Racisme in de oorlogsgeschiedenis

Serie:

ACHTERGROND - De Britse prinses Anne onthulde vorige maand in Kaapstad een monument voor merendeels zwarte Zuid-Afrikaanse mannen die in de Eerste Wereldoorlog in Oost-Afrika het Britse leger hielpen de Duitsers te verslaan. De 1.772 mannen vervulden gevaarlijke en slopende taken als niet-strijder in Oost-Afrika, maar tot nu toe hadden ze geen graf of herdenkingsplaats.

In 2021 heeft het Verenigd Koninkrijk zijn excuses aangeboden nadat in een rapport werd gesteld dat “alomtegenwoordig racisme” de oorzaak was van het feit dat er geen eer werd betoond aan ten minste 100.000 zwarte en Aziatische soldaten die aan de kant van het land waren gesneuveld. De Commonwealth War Graves Commission (CWGC) waarvan prinses Anne voorzitter is, werd in 1917 opgericht als de Imperial War Graves Commission. Het was de bedoeling om  al degenen uit het Britse rijk te herdenken die hun leven verloren in de Eerste Wereldoorlog met namen gegraveerd op een grafsteen of op een gedenkteken. Uit een onderzoek uit 2021 bleek dat 116.000 tot 350.000 slachtoffers van de Eerste Wereldoorlog nooit zijn herdacht. Een brief uit 1923 van de koloniale gouverneur van de Gold Coast (nu Ghana), geciteerd in het rapport, zei dat Afrikanen “nauwelijks in een staat van beschaving verkeerden om zo’n gedenkteken te waarderen”.

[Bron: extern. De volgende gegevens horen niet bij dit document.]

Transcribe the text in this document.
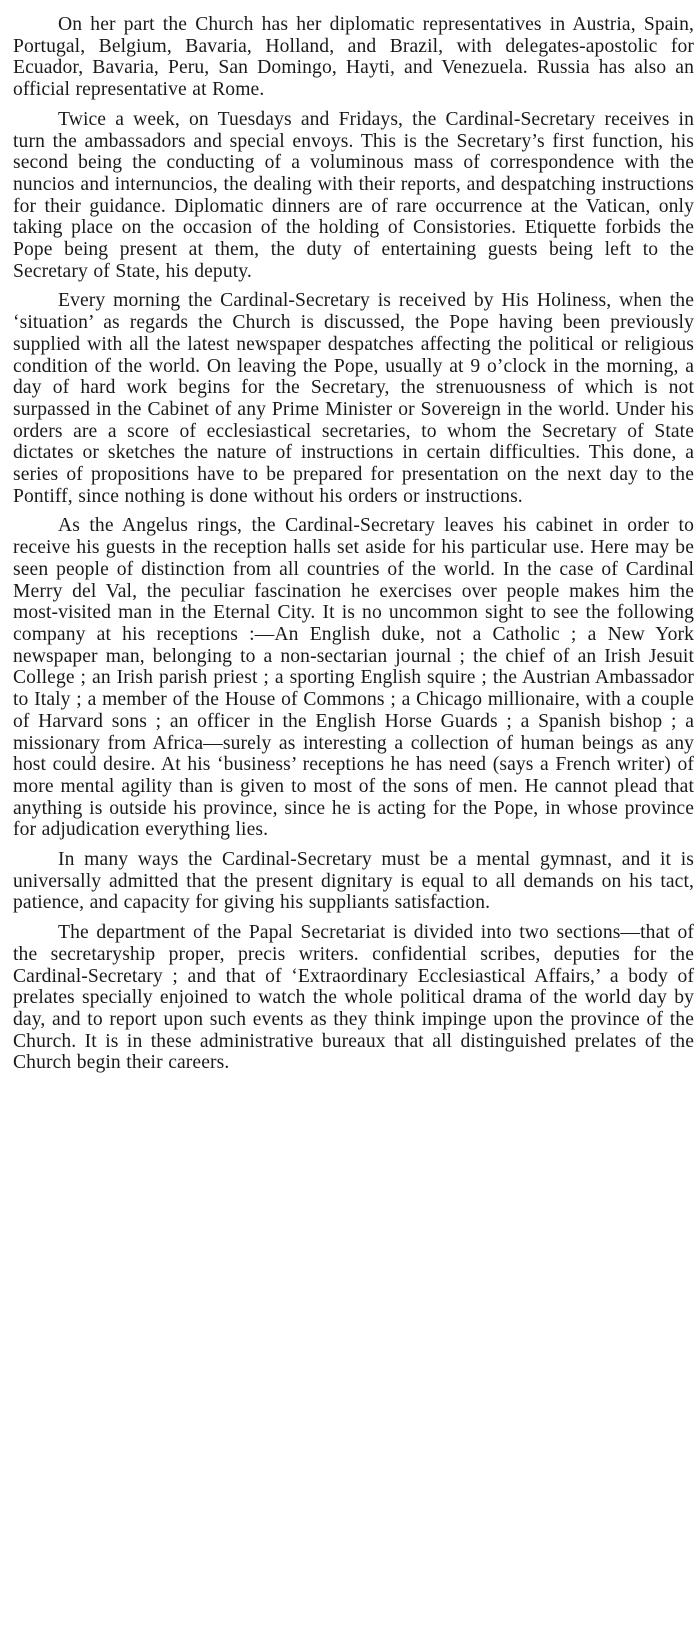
On her part the Church has her diplomatic representatives in Austria, Spain, Portugal, Belgium, Bavaria, Holland, and Brazil, with delegates-apostolic for Ecuador, Bavaria, Peru, San Domingo, Hayti, and Venezuela. Russia has also an official representative at Rome.

Twice a week, on Tuesdays and Fridays, the Cardinal-Secretary receives in turn the ambassadors and special envoys. This is the Secretary’s first function, his second being the conducting of a voluminous mass of correspondence with the nuncios and internuncios, the dealing with their reports, and despatching instructions for their guidance. Diplomatic dinners are of rare occurrence at the Vatican, only taking place on the occasion of the holding of Consistories. Etiquette forbids the Pope being present at them, the duty of entertaining guests being left to the Secretary of State, his deputy.

Every morning the Cardinal-Secretary is received by His Holiness, when the ‘situation’ as regards the Church is discussed, the Pope having been previously supplied with all the latest newspaper despatches affecting the political or religious condition of the world. On leaving the Pope, usually at 9 o’clock in the morning, a day of hard work begins for the Secretary, the strenuousness of which is not surpassed in the Cabinet of any Prime Minister or Sovereign in the world. Under his orders are a score of ecclesiastical secretaries, to whom the Secretary of State dictates or sketches the nature of instructions in certain difficulties. This done, a series of propositions have to be prepared for presentation on the next day to the Pontiff, since nothing is done without his orders or instructions.

As the Angelus rings, the Cardinal-Secretary leaves his cabinet in order to receive his guests in the reception halls set aside for his particular use. Here may be seen people of distinction from all countries of the world. In the case of Cardinal Merry del Val, the peculiar fascination he exercises over people makes him the most-visited man in the Eternal City. It is no uncommon sight to see the following company at his receptions :—An English duke, not a Catholic ; a New York newspaper man, belonging to a non-sectarian journal ; the chief of an Irish Jesuit College ; an Irish parish priest ; a sporting English squire ; the Austrian Ambassador to Italy ; a member of the House of Commons ; a Chicago millionaire, with a couple of Harvard sons ; an officer in the English Horse Guards ; a Spanish bishop ; a missionary from Africa—surely as interesting a collection of human beings as any host could desire. At his ‘business’ receptions he has need (says a French writer) of more mental agility than is given to most of the sons of men. He cannot plead that anything is outside his province, since he is acting for the Pope, in whose province for adjudication everything lies.

In many ways the Cardinal-Secretary must be a mental gymnast, and it is universally admitted that the present dignitary is equal to all demands on his tact, patience, and capacity for giving his suppliants satisfaction.

The department of the Papal Secretariat is divided into two sections—that of the secretaryship proper, precis writers. confidential scribes, deputies for the Cardinal-Secretary ; and that of ‘Extraordinary Ecclesiastical Affairs,’ a body of prelates specially enjoined to watch the whole political drama of the world day by day, and to report upon such events as they think impinge upon the province of the Church. It is in these administrative bureaux that all distinguished prelates of the Church begin their careers.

Vier jaar geleden reageerde de huidige Britse minister van Buitenlandse Zaken, de zwarte Labour politicus David Lammy in The Guardian op dit rapport. Hij was in 2019 in Kenia op een begraafplaats voor Britse soldaten die in de Eerste Wereldoorlog daar waren omgekomen. ‘Ik vroeg de conciërge waar de lichamen van de Afrikanen die ook in Groot-Brittannië dienden, begraven lagen. Hij wees in de verte, achter het hek van het netjes onderhouden terrein, de struiken in, waar honden naast weggegooide plastic zakken, flessen en andere losse rommel plassen. Er was geen grafsteen, geen gedenkteken en geen waardigheid te vinden in hun dood.‘ De geschiedenis van de Eerste Wereldoorlog met de bekende en veel beschreven gevechten aan de Somme, in Mons en Passchendaele moet volgens Lammy herschreven worden. Niet vergeten mag worden ‘dat het eerste schot in WOI afgevuurd werd door een Britse soldaat, Regimental Sergeant-Major Alhaji Grunshi van de Gold Coast, tijdens de Anglo-Franse invasie van Togoland (nu Togo), dat toen een Duitse kolonie was. Als we denken aan het einde van de Eerste Wereldoorlog, denken we aan de wapenstilstand van 11 november 1918, en vergeten we dat het conflict tussen Duitse en Britse troepen in Oost-Afrika nog twee weken voortduurde.’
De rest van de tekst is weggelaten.